Well she might...I'm back there next weekend so can only hope she's made some progress by then.

OP posts:
another20 · 08/07/2019 10:53

You are still really over invested. Even if you know you can only give her another few hours etc - it seems to be taking up all your headspace. You need to learn to detach from this mentally as well as physically. She needs to reach her rock bottom on her own. She won’t surprise you - it will be a car crash.

SilverTheCat · 08/07/2019 11:53

I think I'd understand this if it was your mum or dad or a close relative. Or your job.

Over invested.

Itsreallyallovernow · 08/07/2019 12:54

I don't have any parents or close relatives (other than my DC), or a partner - I (and other helpers who also have similar family situation to me) have known friend for over 30 years..that may explain why I/ we are so invested in this.

I am aware that beyond the 3 of us she doesn't have anyone who will help her and if something doesnt change she will not be ready to move.
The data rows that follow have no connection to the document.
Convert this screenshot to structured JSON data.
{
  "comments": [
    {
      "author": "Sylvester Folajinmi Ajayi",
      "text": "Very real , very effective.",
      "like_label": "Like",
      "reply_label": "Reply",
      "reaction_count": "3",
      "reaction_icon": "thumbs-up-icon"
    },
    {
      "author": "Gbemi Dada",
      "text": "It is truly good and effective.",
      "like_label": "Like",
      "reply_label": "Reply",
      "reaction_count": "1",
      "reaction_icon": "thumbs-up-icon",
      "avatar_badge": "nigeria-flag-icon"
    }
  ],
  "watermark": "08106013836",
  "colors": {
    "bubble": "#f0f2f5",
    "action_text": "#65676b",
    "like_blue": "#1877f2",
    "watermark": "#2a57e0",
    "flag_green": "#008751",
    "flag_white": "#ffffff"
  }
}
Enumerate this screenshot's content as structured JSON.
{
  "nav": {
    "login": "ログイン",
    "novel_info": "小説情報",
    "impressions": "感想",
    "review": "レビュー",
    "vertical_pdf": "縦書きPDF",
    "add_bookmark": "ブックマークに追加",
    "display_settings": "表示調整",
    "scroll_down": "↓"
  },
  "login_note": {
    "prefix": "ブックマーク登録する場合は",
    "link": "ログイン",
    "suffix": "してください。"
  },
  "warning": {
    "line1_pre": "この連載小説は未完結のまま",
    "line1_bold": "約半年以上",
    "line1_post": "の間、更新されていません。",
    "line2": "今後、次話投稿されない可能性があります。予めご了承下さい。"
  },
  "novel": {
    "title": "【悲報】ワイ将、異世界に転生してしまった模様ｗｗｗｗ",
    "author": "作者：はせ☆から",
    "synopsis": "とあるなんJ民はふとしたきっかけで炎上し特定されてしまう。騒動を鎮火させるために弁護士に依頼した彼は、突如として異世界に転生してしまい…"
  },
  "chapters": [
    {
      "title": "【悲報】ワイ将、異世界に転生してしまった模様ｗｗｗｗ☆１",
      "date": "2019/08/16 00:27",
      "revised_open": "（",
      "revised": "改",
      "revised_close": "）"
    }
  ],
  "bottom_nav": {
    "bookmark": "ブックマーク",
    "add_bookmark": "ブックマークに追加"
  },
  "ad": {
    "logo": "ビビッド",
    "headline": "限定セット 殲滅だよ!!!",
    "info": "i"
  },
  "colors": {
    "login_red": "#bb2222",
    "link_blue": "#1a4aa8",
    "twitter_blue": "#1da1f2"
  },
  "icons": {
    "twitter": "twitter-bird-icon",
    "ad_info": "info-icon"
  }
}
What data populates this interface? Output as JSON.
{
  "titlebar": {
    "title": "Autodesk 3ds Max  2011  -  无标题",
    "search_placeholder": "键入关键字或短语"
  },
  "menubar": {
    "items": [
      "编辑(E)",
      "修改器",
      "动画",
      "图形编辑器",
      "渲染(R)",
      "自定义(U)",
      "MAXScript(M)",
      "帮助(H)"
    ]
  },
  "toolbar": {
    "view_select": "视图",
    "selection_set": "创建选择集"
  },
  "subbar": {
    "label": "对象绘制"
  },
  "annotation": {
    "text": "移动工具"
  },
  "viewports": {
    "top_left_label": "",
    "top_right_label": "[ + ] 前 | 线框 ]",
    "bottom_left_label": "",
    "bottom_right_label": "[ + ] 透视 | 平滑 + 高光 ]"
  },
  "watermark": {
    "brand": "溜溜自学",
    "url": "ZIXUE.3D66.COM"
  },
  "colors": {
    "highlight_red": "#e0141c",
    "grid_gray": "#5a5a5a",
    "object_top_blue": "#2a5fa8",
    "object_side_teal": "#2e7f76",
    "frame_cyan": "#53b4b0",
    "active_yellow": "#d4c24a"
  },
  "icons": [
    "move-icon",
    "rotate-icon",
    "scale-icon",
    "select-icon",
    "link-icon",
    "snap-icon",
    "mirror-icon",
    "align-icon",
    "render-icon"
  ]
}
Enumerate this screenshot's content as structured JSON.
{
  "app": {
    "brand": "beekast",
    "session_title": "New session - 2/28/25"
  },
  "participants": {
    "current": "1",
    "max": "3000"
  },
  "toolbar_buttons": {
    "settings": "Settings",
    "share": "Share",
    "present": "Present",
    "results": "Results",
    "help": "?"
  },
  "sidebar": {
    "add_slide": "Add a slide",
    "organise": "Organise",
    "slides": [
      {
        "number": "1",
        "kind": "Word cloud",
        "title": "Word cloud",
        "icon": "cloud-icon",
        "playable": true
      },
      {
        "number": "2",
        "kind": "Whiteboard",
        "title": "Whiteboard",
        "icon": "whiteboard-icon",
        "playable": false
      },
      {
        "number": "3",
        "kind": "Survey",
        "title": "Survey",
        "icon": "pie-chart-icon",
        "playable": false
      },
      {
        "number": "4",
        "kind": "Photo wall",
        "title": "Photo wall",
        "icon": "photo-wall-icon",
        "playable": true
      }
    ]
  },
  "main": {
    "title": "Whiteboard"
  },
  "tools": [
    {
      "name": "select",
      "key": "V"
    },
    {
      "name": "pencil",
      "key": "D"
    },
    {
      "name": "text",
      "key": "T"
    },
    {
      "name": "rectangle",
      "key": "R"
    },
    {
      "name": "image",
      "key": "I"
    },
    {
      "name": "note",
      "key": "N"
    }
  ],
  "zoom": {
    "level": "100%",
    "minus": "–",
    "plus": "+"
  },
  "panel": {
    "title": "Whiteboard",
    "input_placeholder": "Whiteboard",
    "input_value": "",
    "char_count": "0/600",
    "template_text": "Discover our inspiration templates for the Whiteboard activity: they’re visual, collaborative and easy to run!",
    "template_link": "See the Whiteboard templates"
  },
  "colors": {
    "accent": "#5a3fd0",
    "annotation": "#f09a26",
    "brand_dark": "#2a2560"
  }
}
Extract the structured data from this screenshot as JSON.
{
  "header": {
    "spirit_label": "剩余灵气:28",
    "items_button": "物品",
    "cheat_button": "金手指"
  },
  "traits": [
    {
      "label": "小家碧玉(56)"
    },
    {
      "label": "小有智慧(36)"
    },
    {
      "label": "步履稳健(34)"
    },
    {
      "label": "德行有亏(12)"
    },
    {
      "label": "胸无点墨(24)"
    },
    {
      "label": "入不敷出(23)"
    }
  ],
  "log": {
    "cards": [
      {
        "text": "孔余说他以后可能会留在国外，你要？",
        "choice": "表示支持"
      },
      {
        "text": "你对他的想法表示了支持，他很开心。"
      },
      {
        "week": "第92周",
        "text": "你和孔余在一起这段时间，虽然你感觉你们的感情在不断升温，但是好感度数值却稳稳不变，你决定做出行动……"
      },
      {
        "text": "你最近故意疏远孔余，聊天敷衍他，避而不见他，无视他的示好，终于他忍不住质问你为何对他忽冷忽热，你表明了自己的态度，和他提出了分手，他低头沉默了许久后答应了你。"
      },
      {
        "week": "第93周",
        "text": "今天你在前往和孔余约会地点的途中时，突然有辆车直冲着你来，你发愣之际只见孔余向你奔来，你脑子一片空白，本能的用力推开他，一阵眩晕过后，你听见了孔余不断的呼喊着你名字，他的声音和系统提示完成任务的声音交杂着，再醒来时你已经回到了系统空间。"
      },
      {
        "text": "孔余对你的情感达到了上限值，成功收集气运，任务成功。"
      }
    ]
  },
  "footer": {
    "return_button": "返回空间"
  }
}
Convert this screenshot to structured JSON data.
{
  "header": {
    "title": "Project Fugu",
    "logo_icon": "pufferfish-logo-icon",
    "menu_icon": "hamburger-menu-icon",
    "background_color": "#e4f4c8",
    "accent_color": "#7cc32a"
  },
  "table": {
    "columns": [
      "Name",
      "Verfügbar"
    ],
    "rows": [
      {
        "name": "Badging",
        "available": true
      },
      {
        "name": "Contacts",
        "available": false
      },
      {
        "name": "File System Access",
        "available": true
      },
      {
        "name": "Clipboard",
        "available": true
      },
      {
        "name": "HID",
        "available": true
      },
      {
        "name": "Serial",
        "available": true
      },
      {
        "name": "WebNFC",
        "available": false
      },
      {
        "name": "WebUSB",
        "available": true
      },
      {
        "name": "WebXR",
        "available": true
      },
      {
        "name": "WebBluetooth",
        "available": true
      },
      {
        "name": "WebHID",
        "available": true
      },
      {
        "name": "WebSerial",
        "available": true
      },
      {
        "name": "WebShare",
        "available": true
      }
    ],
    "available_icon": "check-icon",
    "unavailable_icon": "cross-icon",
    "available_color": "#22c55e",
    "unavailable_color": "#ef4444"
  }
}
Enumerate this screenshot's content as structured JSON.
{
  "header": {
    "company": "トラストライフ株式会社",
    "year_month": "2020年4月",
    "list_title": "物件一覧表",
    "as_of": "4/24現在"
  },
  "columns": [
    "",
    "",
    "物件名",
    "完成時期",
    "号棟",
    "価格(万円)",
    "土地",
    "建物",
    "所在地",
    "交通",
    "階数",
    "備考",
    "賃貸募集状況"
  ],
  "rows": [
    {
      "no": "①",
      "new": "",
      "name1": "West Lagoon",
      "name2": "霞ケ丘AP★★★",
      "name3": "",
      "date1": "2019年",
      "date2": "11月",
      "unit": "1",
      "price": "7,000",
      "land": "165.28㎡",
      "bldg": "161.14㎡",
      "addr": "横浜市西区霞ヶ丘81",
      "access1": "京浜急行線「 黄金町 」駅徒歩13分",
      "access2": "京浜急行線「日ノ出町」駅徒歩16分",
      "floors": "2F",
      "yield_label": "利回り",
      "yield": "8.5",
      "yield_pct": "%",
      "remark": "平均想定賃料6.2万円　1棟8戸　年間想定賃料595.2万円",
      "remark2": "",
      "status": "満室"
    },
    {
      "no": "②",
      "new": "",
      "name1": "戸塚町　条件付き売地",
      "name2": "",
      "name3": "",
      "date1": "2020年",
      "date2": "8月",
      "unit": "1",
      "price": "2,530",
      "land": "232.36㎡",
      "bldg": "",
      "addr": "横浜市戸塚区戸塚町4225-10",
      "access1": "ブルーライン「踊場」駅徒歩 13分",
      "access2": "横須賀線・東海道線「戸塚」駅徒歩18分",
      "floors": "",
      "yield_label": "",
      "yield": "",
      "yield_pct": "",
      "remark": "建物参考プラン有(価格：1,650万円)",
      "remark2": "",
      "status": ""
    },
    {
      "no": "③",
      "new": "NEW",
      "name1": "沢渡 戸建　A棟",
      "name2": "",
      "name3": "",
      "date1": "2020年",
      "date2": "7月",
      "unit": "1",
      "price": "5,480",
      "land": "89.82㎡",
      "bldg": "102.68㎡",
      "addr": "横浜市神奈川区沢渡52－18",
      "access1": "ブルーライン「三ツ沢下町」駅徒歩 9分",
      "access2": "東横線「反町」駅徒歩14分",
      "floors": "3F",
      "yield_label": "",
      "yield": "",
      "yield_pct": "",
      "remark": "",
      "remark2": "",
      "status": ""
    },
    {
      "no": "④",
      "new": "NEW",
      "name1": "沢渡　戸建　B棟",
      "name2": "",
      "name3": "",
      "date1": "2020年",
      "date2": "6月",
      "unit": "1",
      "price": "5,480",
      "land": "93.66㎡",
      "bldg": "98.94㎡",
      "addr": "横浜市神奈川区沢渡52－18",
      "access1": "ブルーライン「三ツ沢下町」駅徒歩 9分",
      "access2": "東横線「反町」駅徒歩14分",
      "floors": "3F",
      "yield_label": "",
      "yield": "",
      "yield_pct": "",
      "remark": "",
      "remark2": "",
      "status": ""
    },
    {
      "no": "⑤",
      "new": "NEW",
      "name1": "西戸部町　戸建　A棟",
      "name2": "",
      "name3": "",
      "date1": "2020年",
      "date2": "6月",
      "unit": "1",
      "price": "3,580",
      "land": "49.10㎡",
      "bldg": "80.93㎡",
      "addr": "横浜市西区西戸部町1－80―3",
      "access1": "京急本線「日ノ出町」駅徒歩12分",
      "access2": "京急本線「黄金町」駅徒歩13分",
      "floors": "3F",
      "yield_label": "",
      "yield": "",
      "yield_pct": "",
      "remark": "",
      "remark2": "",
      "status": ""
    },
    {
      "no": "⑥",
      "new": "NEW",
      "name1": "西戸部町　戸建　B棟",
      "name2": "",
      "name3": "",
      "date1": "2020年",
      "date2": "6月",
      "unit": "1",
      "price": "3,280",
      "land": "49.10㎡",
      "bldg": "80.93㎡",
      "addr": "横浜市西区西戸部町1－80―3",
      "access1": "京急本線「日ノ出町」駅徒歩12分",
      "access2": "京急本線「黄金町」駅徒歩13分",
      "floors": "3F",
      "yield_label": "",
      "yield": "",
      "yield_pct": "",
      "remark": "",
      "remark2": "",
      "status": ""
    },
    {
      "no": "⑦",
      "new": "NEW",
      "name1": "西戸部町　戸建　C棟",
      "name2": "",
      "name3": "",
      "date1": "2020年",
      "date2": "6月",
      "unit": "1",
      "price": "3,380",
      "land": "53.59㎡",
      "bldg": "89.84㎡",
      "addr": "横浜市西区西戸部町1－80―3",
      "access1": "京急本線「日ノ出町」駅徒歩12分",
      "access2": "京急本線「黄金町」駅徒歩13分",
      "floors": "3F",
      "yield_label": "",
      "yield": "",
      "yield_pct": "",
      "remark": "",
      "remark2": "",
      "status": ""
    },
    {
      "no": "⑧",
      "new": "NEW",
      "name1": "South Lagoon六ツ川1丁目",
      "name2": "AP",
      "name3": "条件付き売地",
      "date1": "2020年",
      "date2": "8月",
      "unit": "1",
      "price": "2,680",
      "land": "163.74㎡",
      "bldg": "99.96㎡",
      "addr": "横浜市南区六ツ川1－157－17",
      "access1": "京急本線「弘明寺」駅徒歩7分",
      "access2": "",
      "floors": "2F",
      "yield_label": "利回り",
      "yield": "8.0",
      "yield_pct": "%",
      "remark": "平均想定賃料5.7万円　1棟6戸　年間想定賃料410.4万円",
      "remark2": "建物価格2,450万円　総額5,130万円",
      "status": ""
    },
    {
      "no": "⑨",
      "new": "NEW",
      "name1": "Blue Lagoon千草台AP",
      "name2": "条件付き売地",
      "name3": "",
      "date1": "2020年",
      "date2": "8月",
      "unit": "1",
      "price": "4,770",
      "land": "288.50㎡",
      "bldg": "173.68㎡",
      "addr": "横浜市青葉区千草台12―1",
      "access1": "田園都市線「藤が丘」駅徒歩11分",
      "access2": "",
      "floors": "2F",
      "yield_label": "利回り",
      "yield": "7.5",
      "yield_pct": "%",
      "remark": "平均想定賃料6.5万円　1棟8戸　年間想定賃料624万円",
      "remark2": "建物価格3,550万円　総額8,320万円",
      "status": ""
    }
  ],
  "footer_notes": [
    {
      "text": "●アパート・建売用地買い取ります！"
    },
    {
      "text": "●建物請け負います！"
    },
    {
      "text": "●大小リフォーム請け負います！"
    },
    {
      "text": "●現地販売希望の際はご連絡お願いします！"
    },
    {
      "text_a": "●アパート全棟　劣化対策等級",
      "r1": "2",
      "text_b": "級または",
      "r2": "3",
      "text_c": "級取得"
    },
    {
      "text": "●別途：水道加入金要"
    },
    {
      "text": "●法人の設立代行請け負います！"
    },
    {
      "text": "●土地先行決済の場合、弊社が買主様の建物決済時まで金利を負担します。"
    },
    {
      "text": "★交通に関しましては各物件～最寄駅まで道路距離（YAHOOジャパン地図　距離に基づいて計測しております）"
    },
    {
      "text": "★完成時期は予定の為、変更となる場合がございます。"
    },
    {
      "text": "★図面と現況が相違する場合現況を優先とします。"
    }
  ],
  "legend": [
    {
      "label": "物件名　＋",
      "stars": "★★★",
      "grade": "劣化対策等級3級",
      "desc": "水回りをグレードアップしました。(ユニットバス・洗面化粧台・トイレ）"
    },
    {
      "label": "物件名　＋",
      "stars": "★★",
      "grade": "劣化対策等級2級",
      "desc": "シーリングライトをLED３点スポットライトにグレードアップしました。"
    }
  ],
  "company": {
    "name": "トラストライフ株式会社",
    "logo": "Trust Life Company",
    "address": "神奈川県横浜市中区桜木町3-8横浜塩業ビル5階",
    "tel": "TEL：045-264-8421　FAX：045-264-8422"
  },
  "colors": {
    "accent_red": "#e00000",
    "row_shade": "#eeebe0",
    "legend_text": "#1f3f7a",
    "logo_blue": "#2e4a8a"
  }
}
I don't want to get a call on moving day asking for help. I suppose I could take the view I could ignore a call like that but it wouldn't sit well with me as a friend.

OP posts:
another20 · 08/07/2019 13:24

But all of your enabling is preventing her accessing the MH services she needs and all the while her MH is deteriorating.

Itsreallyallovernow · 08/07/2019 14:09

You're assuming though that there is MH provision in her area (it's very limited and unless in crisis which she isn't there is nothing immediately available. Any referral is likely to take 4-6 weeks from when she's seen her GP which is a 3 week wait for an appointment. And she's moving in less than 3 weeks.

Any MH help has to be sought by her and she doesn't accept there's an issue. So whilst this maybe something that hopefully she will realise and choose to address once she is in her new home she won't and indeed can't do it now.